En train de bâtir son nid – Photo: J. Poitras
L’envol – Photo: J. Poitras

(Hirundo pyrrhonota)

En voici une qui possède une façon intéressante et originale de construire un nid! Lorsqu’elle se met à la tâche, l’hirondelle à front blanc doit tout d’abord trouver un site approprié. À l’origine, c’était sur la paroi d’une falaise (d’où son nom anglais de Cliff Swallow), mais elle s’est vite adaptée aux structures érigées par les hommes comme les ponts ou les corniches des bâtiments, tant qu’elle y dispose d’un bon dégagement pour prendre son envol.

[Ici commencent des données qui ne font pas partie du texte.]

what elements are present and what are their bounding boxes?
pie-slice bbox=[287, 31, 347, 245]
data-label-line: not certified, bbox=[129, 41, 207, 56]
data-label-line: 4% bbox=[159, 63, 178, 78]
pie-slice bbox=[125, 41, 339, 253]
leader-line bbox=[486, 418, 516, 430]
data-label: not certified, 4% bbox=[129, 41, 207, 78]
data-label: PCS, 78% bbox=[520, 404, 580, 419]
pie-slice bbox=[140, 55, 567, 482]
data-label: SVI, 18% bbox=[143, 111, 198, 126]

Il lui faut ensuite trouver le matériau approprié, c’est-à-dire de la boue. Une flaque d’eau ou les rives d’un étang lui en fourniront. Elle en recueille un peu avec son bec, la façonne en une petite boulette qu’elle ira coller sur la paroi verticale. Peu à peu, boulette après boulette, l’hirondelle construit une forme sphérique qui comportera une ouverture circulaire.

Ces hirondelles vivent en colonies, et il est donc fréquent de trouver des nids accolés les uns aux autres, les murs mitoyens permettant d’économiser sur le temps et surtout les efforts nécessaires à leur construction, car c’est une façon bien énergivore de construire un nid!

L’hirondelle à front blanc possède des ailes et un dos foncés, un croupion brun rosé, une face et une gorge rougeâtre et un ventre blanc. La tache blanche ou crème sur le front lui a donné son nom. Autre caractéristique: elle a une queue carrée, ce qui la distingue des autres espèces d’hirondelles qui ont la queue plus ou moins fourchue.

Tout comme les autres espèces d’hirondelles, elle nous arrive au printemps pour nous quitter à l’automne lorsque les insectes volants se font plus rares. Elle hiverne en Amérique centrale ou en Amérique du Sud.

Son territoire de nidification couvre toute l’Amérique du Nord, sauf le sud-est des États-Unis et l’extrême nord du Canada. Dans notre arrondissement, on peut l’observer aux abords du pont Papineau-Leblanc et possiblement sous d’autres structures.

Tout comme les autres espèces d’hirondelles, elle se nourrit d’insectes attrapés au vol, une technique de chasse qu’elle maîtrise fort bien. Heureusement pour elle, d’ailleurs, car des insectes, elle doit en ramener tous les jours par centaines pour nourrir sa nichée de 3 à 5 oisillons. Ceux-ci n’ont que quelques semaines pour parvenir à la taille adulte. Lorsqu’ils quittent le nid, les juvéniles continuent d’être nourris par leurs parents jusqu’à ce qu’ils maîtrisent eux aussi la technique de chasse.

Étant donné que c’est un oiseau grégaire, il n’est pas rare de les voir cueillir de la boue ensemble et de chasser en groupe.